Virtual memory - to cut a very, very involved story of lies and deception rather short - is how the OS manages to allow each application to request and use memory that all seems nice and contiguous to the application, but is actually "backed" by memory in a physical location elsewhere - and that "elsewhere" can be somewhere else in RAM, or on the hard disk, in the pagefile.
The Kernel address space itself is virtualized, though k-mode components are able to "look behind the curtain" if really necessary.
In a situation where you've got less memory than 4GB, VM means that everything gets to actually run, while having this wonderfully seemingly neat memory area to play in, and room to grow.
If you've got the whole 4GB (which is our theoretical maximum at this point in the discussion) and a bunch of tiny programs, everything's going to go swimmingly.
But just flip that on its head for a second - just say your requirements were greater than 4GB. Say that the amount of memory actively used by all the programs on your computer (called the "Working Set") exceeds 4GB. Say that all up, you really need 6GB in RAM at one time, across a bunch of processes.
The CPU can only use 4GB total… so even if you somehow drop 8GB into the machine, you're in for some paging (hitting the hard disk to swap memory in and out of physical RAM) without PAE; the OS can only keep track of so much memory.

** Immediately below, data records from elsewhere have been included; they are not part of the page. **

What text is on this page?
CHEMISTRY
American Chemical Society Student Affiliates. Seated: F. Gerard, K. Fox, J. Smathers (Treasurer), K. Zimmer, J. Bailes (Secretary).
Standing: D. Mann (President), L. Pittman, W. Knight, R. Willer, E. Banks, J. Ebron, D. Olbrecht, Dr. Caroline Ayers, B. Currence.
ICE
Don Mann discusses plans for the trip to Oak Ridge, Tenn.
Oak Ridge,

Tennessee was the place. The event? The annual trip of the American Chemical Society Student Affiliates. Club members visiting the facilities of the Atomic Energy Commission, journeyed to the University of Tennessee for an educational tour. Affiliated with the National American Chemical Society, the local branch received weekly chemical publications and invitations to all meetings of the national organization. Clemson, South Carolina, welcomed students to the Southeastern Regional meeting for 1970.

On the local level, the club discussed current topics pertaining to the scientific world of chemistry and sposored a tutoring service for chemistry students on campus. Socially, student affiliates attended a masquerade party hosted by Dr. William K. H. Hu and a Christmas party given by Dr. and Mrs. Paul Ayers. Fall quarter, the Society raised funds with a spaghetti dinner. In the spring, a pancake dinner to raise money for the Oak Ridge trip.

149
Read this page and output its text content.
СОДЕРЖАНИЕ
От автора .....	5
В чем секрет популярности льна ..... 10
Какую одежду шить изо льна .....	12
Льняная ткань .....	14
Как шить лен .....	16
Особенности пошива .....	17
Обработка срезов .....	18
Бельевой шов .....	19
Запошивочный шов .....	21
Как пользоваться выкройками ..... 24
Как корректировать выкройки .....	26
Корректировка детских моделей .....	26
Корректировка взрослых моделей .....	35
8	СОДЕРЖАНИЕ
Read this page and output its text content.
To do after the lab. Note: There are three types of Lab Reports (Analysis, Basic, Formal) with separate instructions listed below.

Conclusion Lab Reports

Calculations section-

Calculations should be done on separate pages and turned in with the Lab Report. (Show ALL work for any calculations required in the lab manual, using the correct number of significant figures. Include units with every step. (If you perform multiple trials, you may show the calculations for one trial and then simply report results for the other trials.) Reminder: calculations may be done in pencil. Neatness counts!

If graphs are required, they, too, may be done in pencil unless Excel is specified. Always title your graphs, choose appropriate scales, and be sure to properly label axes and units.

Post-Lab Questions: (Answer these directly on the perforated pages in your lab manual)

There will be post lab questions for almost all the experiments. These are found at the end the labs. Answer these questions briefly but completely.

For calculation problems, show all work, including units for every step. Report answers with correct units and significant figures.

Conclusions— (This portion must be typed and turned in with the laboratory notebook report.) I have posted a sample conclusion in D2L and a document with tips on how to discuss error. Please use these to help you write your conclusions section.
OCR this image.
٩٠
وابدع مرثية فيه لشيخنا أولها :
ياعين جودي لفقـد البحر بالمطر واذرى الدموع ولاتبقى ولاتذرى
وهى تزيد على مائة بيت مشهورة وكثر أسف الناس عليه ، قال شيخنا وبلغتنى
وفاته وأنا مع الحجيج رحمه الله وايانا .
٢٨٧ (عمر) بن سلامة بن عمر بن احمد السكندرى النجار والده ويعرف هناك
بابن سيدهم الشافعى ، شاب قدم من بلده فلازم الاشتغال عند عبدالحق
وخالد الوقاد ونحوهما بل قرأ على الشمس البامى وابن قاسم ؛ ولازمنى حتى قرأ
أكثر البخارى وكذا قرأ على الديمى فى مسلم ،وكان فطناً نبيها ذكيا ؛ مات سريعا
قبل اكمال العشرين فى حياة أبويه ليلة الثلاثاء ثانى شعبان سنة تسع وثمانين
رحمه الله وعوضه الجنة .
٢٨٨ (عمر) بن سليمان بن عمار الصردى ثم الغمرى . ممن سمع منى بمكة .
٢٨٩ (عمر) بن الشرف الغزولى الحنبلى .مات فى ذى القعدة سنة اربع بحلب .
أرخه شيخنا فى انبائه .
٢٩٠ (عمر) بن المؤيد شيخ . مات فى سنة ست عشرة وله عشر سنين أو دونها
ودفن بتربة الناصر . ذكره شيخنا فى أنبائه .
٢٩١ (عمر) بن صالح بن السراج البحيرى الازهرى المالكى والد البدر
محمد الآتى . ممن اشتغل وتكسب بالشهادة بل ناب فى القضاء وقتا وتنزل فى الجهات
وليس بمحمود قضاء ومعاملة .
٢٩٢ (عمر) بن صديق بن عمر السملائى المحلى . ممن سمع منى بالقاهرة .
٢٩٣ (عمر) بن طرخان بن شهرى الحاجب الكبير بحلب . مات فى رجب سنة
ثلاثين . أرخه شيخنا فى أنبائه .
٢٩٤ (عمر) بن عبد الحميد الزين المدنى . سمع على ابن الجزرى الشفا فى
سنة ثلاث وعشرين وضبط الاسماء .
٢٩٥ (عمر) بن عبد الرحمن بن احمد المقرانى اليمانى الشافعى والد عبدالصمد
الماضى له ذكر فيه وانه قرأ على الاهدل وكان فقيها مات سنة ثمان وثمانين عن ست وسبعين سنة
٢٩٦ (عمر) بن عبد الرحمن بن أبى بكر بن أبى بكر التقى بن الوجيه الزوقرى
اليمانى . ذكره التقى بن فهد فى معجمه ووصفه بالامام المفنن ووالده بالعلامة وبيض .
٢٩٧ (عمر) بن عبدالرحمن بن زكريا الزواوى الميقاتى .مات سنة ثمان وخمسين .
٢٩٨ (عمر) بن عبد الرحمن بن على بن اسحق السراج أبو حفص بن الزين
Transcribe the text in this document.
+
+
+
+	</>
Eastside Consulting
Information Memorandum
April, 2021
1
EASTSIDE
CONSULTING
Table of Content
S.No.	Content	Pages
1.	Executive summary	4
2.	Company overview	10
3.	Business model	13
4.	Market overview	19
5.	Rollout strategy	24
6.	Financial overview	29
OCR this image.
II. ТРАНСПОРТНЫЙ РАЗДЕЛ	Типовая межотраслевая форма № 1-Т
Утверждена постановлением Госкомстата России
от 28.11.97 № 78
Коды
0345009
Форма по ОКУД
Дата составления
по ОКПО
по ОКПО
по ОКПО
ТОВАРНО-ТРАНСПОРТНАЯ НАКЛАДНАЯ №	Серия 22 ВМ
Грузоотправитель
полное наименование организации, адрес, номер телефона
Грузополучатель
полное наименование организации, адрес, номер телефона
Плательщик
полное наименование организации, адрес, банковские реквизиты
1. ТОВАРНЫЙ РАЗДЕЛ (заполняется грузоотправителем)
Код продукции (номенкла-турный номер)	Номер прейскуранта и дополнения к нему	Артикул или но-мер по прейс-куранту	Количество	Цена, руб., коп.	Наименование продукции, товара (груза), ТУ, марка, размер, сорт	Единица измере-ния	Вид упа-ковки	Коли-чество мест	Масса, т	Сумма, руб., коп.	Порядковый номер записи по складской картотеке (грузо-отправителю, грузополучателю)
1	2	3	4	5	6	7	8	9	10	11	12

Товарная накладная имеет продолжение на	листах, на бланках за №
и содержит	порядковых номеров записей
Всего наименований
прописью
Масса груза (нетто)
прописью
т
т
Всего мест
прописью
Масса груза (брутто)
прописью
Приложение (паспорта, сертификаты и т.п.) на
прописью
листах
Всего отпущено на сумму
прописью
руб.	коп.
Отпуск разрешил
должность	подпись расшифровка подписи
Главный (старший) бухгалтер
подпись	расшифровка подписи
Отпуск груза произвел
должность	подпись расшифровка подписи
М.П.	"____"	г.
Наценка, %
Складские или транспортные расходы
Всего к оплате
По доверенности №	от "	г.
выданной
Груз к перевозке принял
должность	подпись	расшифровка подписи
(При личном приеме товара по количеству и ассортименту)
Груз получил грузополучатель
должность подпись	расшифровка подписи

But Enable PAE, and whop! The CPU can now use however much RAM you've got in the box (up to 64GB), so less paging happens. The kernel/user split is still the same - we're still talking 2GB user space per application and 2GB kernel space, so it's business as usual to each process on the machine - it's just that the virtual memory manager can now use all the RAM in the box to satisfy demand before having to go to the page file.